For part 1, I used function get_harris_corners provided to find the corners on my original image, I set edge_discard=20.
For part 2, I used Adaptive Non-Maximal Suppression (ANMS) to reduce the number of corners, ANMS selets corners based on the corner strength, to avoid having
many corners within a small scope, ANMS used a circle with radius to find the strengthest corner within the circle-neighborhood, if a neighboor corner has more
strength than corner xi, then we choose corner xj. The general algorithm is
\[
r_i = \min_{j} \| \vec{x}_i - \vec{x}_j \|, \quad \text{s.t.} \quad f(\vec{x}_i) < c_{\text{robust}} f(\vec{x}_j), \quad \vec{x}_j \in \mathcal{I}
\]
for all corners, where \(\mathcal{I}\) is the set of detected corners.
After that, I blurred the whole image[figure6_2], and then sampled these patches from the larger 40x40 window to have a nice big blurred descriptor. Then I extracted
axis-aligned 8x8 patches for each corners as feature descriptor. I also used bias/gain-normalize to normalize the descriptors.
The figure6_3 shows the patches of three channles on the first corner after normalization.

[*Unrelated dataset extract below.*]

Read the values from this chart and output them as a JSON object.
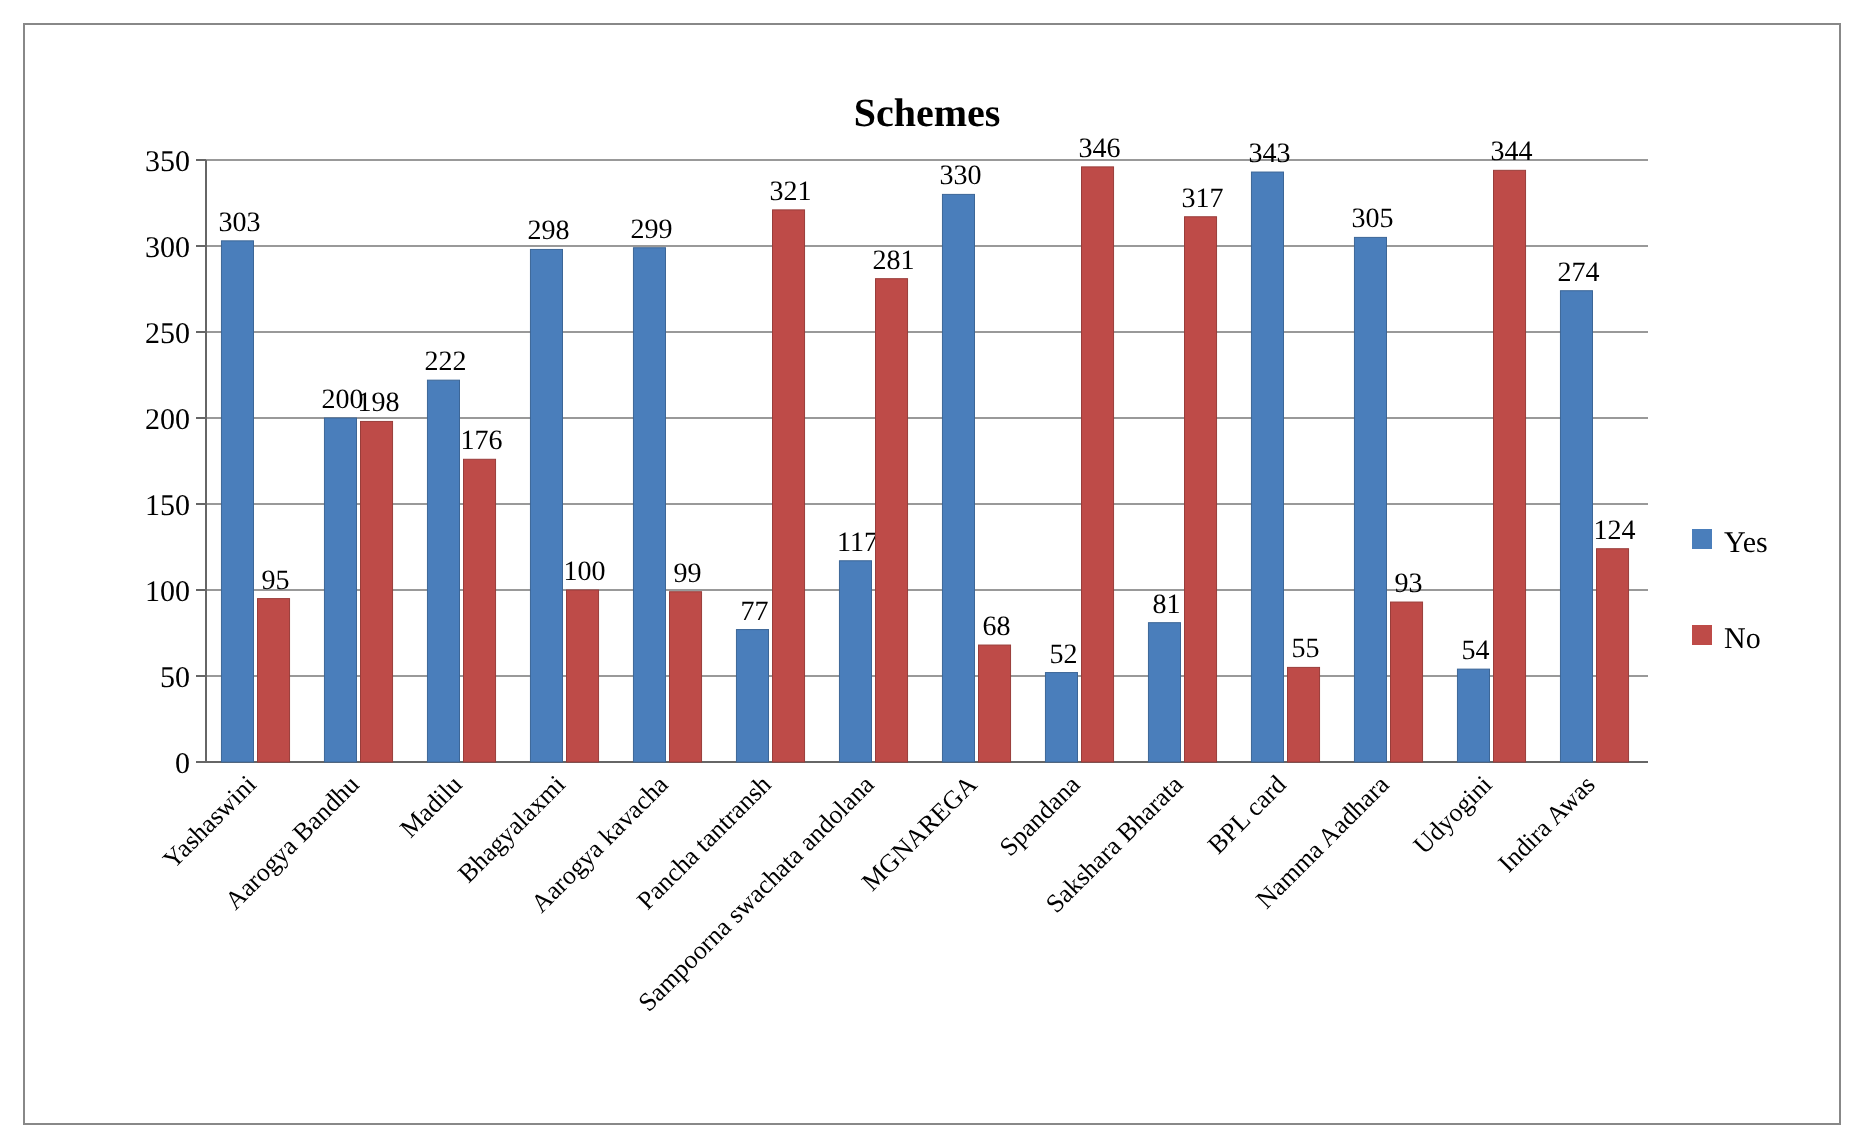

To match the features on image01 and image02, I flattened the patch array as shape (# corners to get match, 64*3), and then I used dist2 to calculate the distance between image01 descriptor and image02 descriptor. And I selected the 1NN and 2NN using the smallest distance values. Then I used Lowe’s trick, setting threshold = 0.4, to select the most convincing matches on pairs of images.
Since the pairs of matches can not guarantee totally accurate, in this part, I used RANSAC to find the most accurate homography. Following the steps "# loop starts: # 1. Select four feature pairs (at random) # 2. Compute homography H (exact) # 3. Compute # loop ends # 4. Keep largest set of inliers # 5. Re-compute least-squares H estimate on all of the inliers", I found the homography on each pair of images, and then visulaized them.
For part 1, I took 4 pair of pictures, with fixing the center of projection (COP) and rotating my camera while capturing photos. Then I selected corresponding points on both images.
In this project, I learned the algorithm of how to do automatical feature detecting, also I learned how to read a paper and how to reproduce the algorithm from the paper.
For part 1 of Bells and Whistles: my own ideas, I took pictures from daytime and night from the same point, then I mosaic these two images together.
For part 2 of Bells and Whistles: video mosaics, I made a mosaic video of a corrider in Wurster Hall. The first two videos are the original videos, and the 3rd video is the mosaic video.